Joseph Smith Jr. war der Gründer der Bewegung der Heiligen der Letzten Tage, oft bekannt als Mormonismus. Er wurde 1805 in Vermont geboren und wuchs in einer Familie auf, die mit finanziellen Schwierigkeiten zu kämpfen hatte. Im Alter von 14 Jahren behauptete Smith, eine Vision gehabt zu haben, in der er Gott und Jesus Christus sah, was ihn dazu veranlasste, sich berufen zu fühlen, die wahre Kirche wiederherzustellen.
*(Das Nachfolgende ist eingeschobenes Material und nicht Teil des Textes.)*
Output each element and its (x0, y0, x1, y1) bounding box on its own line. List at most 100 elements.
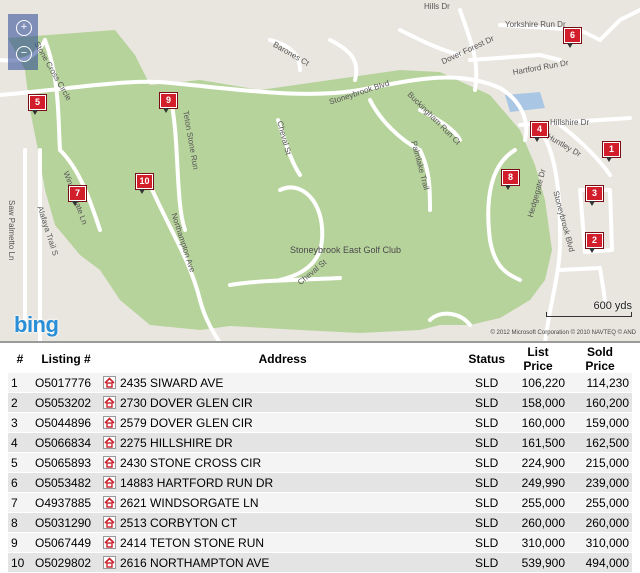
map-pin-4[interactable]: 4 (530, 121, 549, 142)
listing-number-cell[interactable]: O5044896 (32, 412, 100, 433)
map-pin-7[interactable]: 7 (68, 185, 87, 206)
table-row[interactable]: 4 O5066834 2275 HILLSHIRE DR SLD 161,500 162,… (8, 432, 632, 453)
address-text: 14883 HARTFORD RUN DR (120, 475, 274, 490)
status-cell: SLD (465, 392, 508, 413)
address-text: 2414 TETON STONE RUN (120, 535, 265, 550)
sold-price-cell: 159,000 (568, 412, 632, 433)
listing-number-cell[interactable]: O5053202 (32, 392, 100, 413)
address-cell[interactable]: 2579 DOVER GLEN CIR (100, 412, 466, 433)
listing-number-cell[interactable]: O5029802 (32, 552, 100, 573)
map-pin-6[interactable]: 6 (563, 27, 582, 48)
street-label: Hills Dr (424, 2, 450, 11)
map-view[interactable]: Hills Dr Yorkshire Run Dr Stone Cross Ci… (0, 0, 640, 343)
status-cell: SLD (465, 373, 508, 393)
map-pin-8[interactable]: 8 (501, 169, 520, 190)
listing-number-cell[interactable]: O5067449 (32, 532, 100, 553)
address-cell[interactable]: 2616 NORTHAMPTON AVE (100, 552, 466, 573)
home-icon[interactable] (103, 535, 116, 549)
table-row[interactable]: 1 O5017776 2435 SIWARD AVE SLD 106,220 114,23… (8, 373, 632, 393)
address-text: 2579 DOVER GLEN CIR (120, 415, 253, 430)
table-row[interactable]: 5 O5065893 2430 STONE CROSS CIR SLD 224,900 2… (8, 452, 632, 473)
status-cell: SLD (465, 512, 508, 533)
row-index-cell: 8 (8, 512, 32, 533)
address-cell[interactable]: 2430 STONE CROSS CIR (100, 452, 466, 473)
list-price-cell: 249,990 (508, 472, 568, 493)
home-icon[interactable] (103, 395, 116, 409)
table-row[interactable]: 10 O5029802 2616 NORTHAMPTON AVE SLD 539,900… (8, 552, 632, 573)
header-listing: Listing # (32, 345, 100, 373)
header-list-price: List Price (508, 345, 568, 373)
header-status: Status (465, 345, 508, 373)
table-row[interactable]: 8 O5031290 2513 CORBYTON CT SLD 260,000 260,0… (8, 512, 632, 533)
row-index-cell: 2 (8, 392, 32, 413)
sold-price-cell: 215,000 (568, 452, 632, 473)
address-cell[interactable]: 2730 DOVER GLEN CIR (100, 392, 466, 413)
map-pin-1[interactable]: 1 (602, 141, 621, 162)
listing-table: # Listing # Address Status List Price So… (8, 345, 632, 573)
address-text: 2275 HILLSHIRE DR (120, 435, 233, 450)
list-price-cell: 310,000 (508, 532, 568, 553)
listing-number-cell[interactable]: O5053482 (32, 472, 100, 493)
table-row[interactable]: 3 O5044896 2579 DOVER GLEN CIR SLD 160,000 15… (8, 412, 632, 433)
listing-number-cell[interactable]: O5031290 (32, 512, 100, 533)
status-cell: SLD (465, 492, 508, 513)
list-price-cell: 224,900 (508, 452, 568, 473)
map-pin-2[interactable]: 2 (585, 232, 604, 253)
address-cell[interactable]: 2275 HILLSHIRE DR (100, 432, 466, 453)
listing-number-cell[interactable]: O5065893 (32, 452, 100, 473)
listing-number-cell[interactable]: O4937885 (32, 492, 100, 513)
scale-bar: 600 yds (546, 300, 632, 317)
map-pin-3[interactable]: 3 (585, 185, 604, 206)
zoom-in-icon[interactable]: + (16, 20, 32, 36)
sold-price-cell: 114,230 (568, 373, 632, 393)
map-pin-10[interactable]: 10 (135, 173, 154, 194)
address-cell[interactable]: 2435 SIWARD AVE (100, 373, 466, 393)
row-index-cell: 4 (8, 432, 32, 453)
map-pin-9[interactable]: 9 (159, 92, 178, 113)
scale-label: 600 yds (593, 300, 632, 312)
row-index-cell: 3 (8, 412, 32, 433)
street-label: Yorkshire Run Dr (505, 20, 566, 29)
row-index-cell: 10 (8, 552, 32, 573)
home-icon[interactable] (103, 455, 116, 469)
home-icon[interactable] (103, 475, 116, 489)
table-row[interactable]: 9 O5067449 2414 TETON STONE RUN SLD 310,000 3… (8, 532, 632, 553)
table-row[interactable]: 2 O5053202 2730 DOVER GLEN CIR SLD 158,000 16… (8, 392, 632, 413)
zoom-out-icon[interactable]: − (16, 46, 32, 62)
header-sold-price: Sold Price (568, 345, 632, 373)
row-index-cell: 6 (8, 472, 32, 493)
bing-logo: bing (14, 312, 59, 337)
listing-number-cell[interactable]: O5017776 (32, 373, 100, 393)
sold-price-cell: 239,000 (568, 472, 632, 493)
address-text: 2730 DOVER GLEN CIR (120, 395, 253, 410)
table-row[interactable]: 7 O4937885 2621 WINDSORGATE LN SLD 255,000 25… (8, 492, 632, 513)
home-icon[interactable] (103, 515, 116, 529)
sold-price-cell: 494,000 (568, 552, 632, 573)
header-index: # (8, 345, 32, 373)
address-text: 2513 CORBYTON CT (120, 515, 238, 530)
list-price-cell: 161,500 (508, 432, 568, 453)
map-copyright: © 2012 Microsoft Corporation © 2010 NAVT… (490, 330, 636, 336)
home-icon[interactable] (103, 435, 116, 449)
status-cell: SLD (465, 552, 508, 573)
status-cell: SLD (465, 452, 508, 473)
address-cell[interactable]: 2621 WINDSORGATE LN (100, 492, 466, 513)
address-cell[interactable]: 2513 CORBYTON CT (100, 512, 466, 533)
home-icon[interactable] (103, 375, 116, 389)
scale-line (546, 312, 632, 317)
list-price-cell: 106,220 (508, 373, 568, 393)
status-cell: SLD (465, 412, 508, 433)
address-cell[interactable]: 2414 TETON STONE RUN (100, 532, 466, 553)
map-pin-5[interactable]: 5 (28, 94, 47, 115)
zoom-control: + − (8, 14, 38, 70)
list-price-cell: 158,000 (508, 392, 568, 413)
header-address: Address (100, 345, 466, 373)
table-row[interactable]: 6 O5053482 14883 HARTFORD RUN DR SLD 249,990… (8, 472, 632, 493)
sold-price-cell: 160,200 (568, 392, 632, 413)
home-icon[interactable] (103, 415, 116, 429)
golf-club-label: Stoneybrook East Golf Club (290, 245, 402, 255)
home-icon[interactable] (103, 495, 116, 509)
home-icon[interactable] (103, 555, 116, 569)
address-cell[interactable]: 14883 HARTFORD RUN DR (100, 472, 466, 493)
listing-number-cell[interactable]: O5066834 (32, 432, 100, 453)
Im Jahr 1830 veröffentlichte er das Buch Mormon, das er von goldenen Platten übersetzte, die er angeblich entdeckt hatte, und begründete damit praktisch einen neuen religiösen Text neben der Bibel. Smiths Führung zog eine wachsende Anhängerschaft an und führte zur Gründung von Gemeinden in Ohio, Missouri und Illinois. Seine Führung stieß jedoch auf Widerstand und Verfolgung, die oft auf Unterschiede im Glauben und in den sozialen Praktiken zurückzuführen war, einschließlich seiner kontroversen Lehren zur Mehrehe. Unter zunehmendem Druck zogen Smith und seine Anhänger nach Nauvoo, Illinois, wo sie eine blühende Gemeinde gründeten. Joseph Smith fungierte als Bürgermeister und Militärführer, doch die Spannungen mit den Nachbargemeinden nahmen weiter zu. Sein Leben endete 1844 auf tragische Weise, als er im Gefängnis von einem Mob getötet wurde. Smiths Vermächtnis beeinflusst weiterhin Millionen Menschen auf der ganzen Welt durch die Kirche Jesu Christi der Heiligen der Letzten Tage. Seine Lehren und Schriften, insbesondere das Buch Mormon, bilden die Grundlage des von ihm begründeten Glaubens, der die ständige Offenbarung und eine persönliche Beziehung zu Gott betont.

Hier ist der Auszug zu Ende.